Attorneys for the plaintiffs want the court to reject the defendants’ request for bond in the case as well, saying it would “merely impose a financial barrier to litigation for plaintiffs seeking to vindicate their statutory and constitutional rights.” The defendants have argued that “security” is desirable in the case, should IMLS wish to recover U.S. taxpayers’ dollars.
The ALA and AFSCME contend that their case addresses “violations of clear limits on executive power.” They argue that a preliminary injunction is in the public interest, not only because IMLS programs “provide essential and irreplaceable library services,” but because the public needs government agencies that “abide by the federal laws.”
Two urgent IMLS cases
Library advocates also are awaiting updates on Rhode Island v. Trump, a parallel lawsuit in support of IMLS filed by 21 states’ attorneys general in the District Court of Rhode Island. During the motion hearing on that case, judge John J. McConnell Jr. said he found it “frustrating” when attorneys for the defendants brought no evidence, while attorneys for the plaintiffs supplied illustrative examples for their concerns in the case.
Attorneys for the plaintiffs in ALA v. Sonderling appear ready to make similar points about evidence or the lack thereof in their motion hearing, citing “no factual dispute that IMLS has already take numerous actions to shutter IMLS.” They cite “uncontradicted evidence” about federal furloughs and terminated grants, plus sworn declarations from witnesses who are suffering “cognizable harm.”
Findings of irreparable harm are central to both ALA v. Sonderling and Rhode Island v. Trump, with plaintiffs’ attorneys arguing that the gutting of IMLS has a cascading effect, removing specialists from the agency and obliterating competitive grant programs on which librarians and patrons depend. Literacy programs, instructional technologies, staff training, and community services are on the chopping block. Attorneys for the defendants claim that any harm is not only “alleged” and “speculative,” but “economic,” and therefore capable of being resolved through monetary relief. But plaintiffs clarify that throwing money at the problem at a later date won’t remedy the grave injury compounding at this very moment.

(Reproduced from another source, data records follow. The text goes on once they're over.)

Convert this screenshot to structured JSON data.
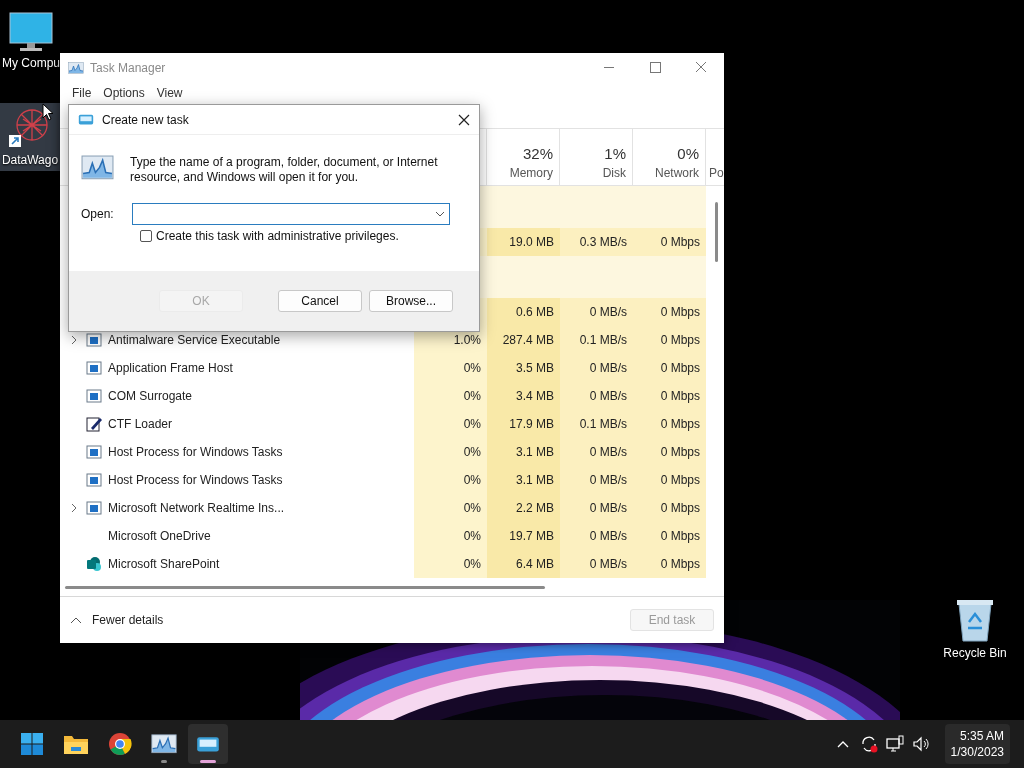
{
  "desktop_icons": [
    {
      "kind": "monitor",
      "label": "My Compu",
      "selected": false
    },
    {
      "kind": "web",
      "label": "DataWago",
      "selected": true
    },
    {
      "kind": "recycle",
      "label": "Recycle Bin",
      "selected": false
    }
  ],
  "task_manager": {
    "title": "Task Manager",
    "menu": [
      "File",
      "Options",
      "View"
    ],
    "columns": [
      {
        "percent": "32%",
        "label": "Memory"
      },
      {
        "percent": "1%",
        "label": "Disk"
      },
      {
        "percent": "0%",
        "label": "Network"
      },
      {
        "label": "Po"
      }
    ],
    "rows": [
      {
        "kind": "group"
      },
      {
        "kind": "plain_process",
        "memory": "19.0 MB",
        "disk": "0.3 MB/s",
        "network": "0 Mbps"
      },
      {
        "kind": "group"
      },
      {
        "kind": "plain_process",
        "memory": "0.6 MB",
        "disk": "0 MB/s",
        "network": "0 Mbps"
      },
      {
        "kind": "window_process",
        "expandable": true,
        "name": "Antimalware Service Executable",
        "cpu": "1.0%",
        "memory": "287.4 MB",
        "disk": "0.1 MB/s",
        "network": "0 Mbps"
      },
      {
        "kind": "window_process",
        "expandable": false,
        "name": "Application Frame Host",
        "cpu": "0%",
        "memory": "3.5 MB",
        "disk": "0 MB/s",
        "network": "0 Mbps"
      },
      {
        "kind": "window_process",
        "expandable": false,
        "name": "COM Surrogate",
        "cpu": "0%",
        "memory": "3.4 MB",
        "disk": "0 MB/s",
        "network": "0 Mbps"
      },
      {
        "kind": "pen_process",
        "expandable": false,
        "name": "CTF Loader",
        "cpu": "0%",
        "memory": "17.9 MB",
        "disk": "0.1 MB/s",
        "network": "0 Mbps"
      },
      {
        "kind": "window_process",
        "expandable": false,
        "name": "Host Process for Windows Tasks",
        "cpu": "0%",
        "memory": "3.1 MB",
        "disk": "0 MB/s",
        "network": "0 Mbps"
      },
      {
        "kind": "window_process",
        "expandable": false,
        "name": "Host Process for Windows Tasks",
        "cpu": "0%",
        "memory": "3.1 MB",
        "disk": "0 MB/s",
        "network": "0 Mbps"
      },
      {
        "kind": "window_process",
        "expandable": true,
        "name": "Microsoft Network Realtime Ins...",
        "cpu": "0%",
        "memory": "2.2 MB",
        "disk": "0 MB/s",
        "network": "0 Mbps"
      },
      {
        "kind": "plain_process",
        "expandable": false,
        "name": "Microsoft OneDrive",
        "cpu": "0%",
        "memory": "19.7 MB",
        "disk": "0 MB/s",
        "network": "0 Mbps"
      },
      {
        "kind": "logo_process",
        "expandable": false,
        "name": "Microsoft SharePoint",
        "cpu": "0%",
        "memory": "6.4 MB",
        "disk": "0 MB/s",
        "network": "0 Mbps"
      }
    ],
    "footer": {
      "toggle": "Fewer details",
      "end_task": {
        "label": "End task",
        "disabled": true
      }
    }
  },
  "dialog": {
    "title": "Create new task",
    "message": "Type the name of a program, folder, document, or Internet resource, and Windows will open it for you.",
    "open_label": "Open:",
    "admin_checkbox": {
      "label": "Create this task with administrative privileges.",
      "checked": false
    },
    "buttons": [
      {
        "label": "OK",
        "disabled": true
      },
      {
        "label": "Cancel",
        "disabled": false
      },
      {
        "label": "Browse...",
        "disabled": false
      }
    ]
  },
  "taskbar": {
    "apps": [
      {
        "kind": "start",
        "selected": false,
        "running": false
      },
      {
        "kind": "folder",
        "selected": false,
        "running": false
      },
      {
        "kind": "browser",
        "selected": false,
        "running": false
      },
      {
        "kind": "taskmgr",
        "selected": false,
        "running": true
      },
      {
        "kind": "run",
        "selected": true,
        "running": true
      }
    ],
    "clock": {
      "time": "5:35 AM",
      "date": "1/30/2023"
    }
  }
}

Writing for the ALA and AFSCME, counsel explained that they “seek prospective declaratory and injunctive relief; they do not seek money damages” and “the record here shows that the harm is the loss of services and jobs that are needed now, not years from now.” They add: “These injuries are far from speculative; indeed, many are already occurring” within the agency, to ALA members, to patrons, and to unionized library workers.
In a declaration, ALA senior director of public policy and government relations Alan Inouye explained ALA members' loss of access to IMLS library professionals and ALA's own diversion of resources to help those affected by the incapacitation of the agency; he also listed five IMLS grants to the ALA that have been terminated and three more canceled grants to which ALA is a subcontractor. AFSCME, for its part, is involved in the case not because it receives IMLS funding, but because it relies on IMLS data for collective bargaining. “Undermining a union’s ability to negotiate on behalf of its library workers strikes at the core business of a union,” attorneys for the plaintiffs write.
Meanwhile, grassroots awareness of IMLS’s predicament is growing. Political action committee MoveOn.org is currently circulating a petition created by OverDrive digital content librarian Sarah Filiberto, “Tell Trump and the GOP: Do Not Defund Our Museums and Libraries,” which has collected more than 33,000 signatures.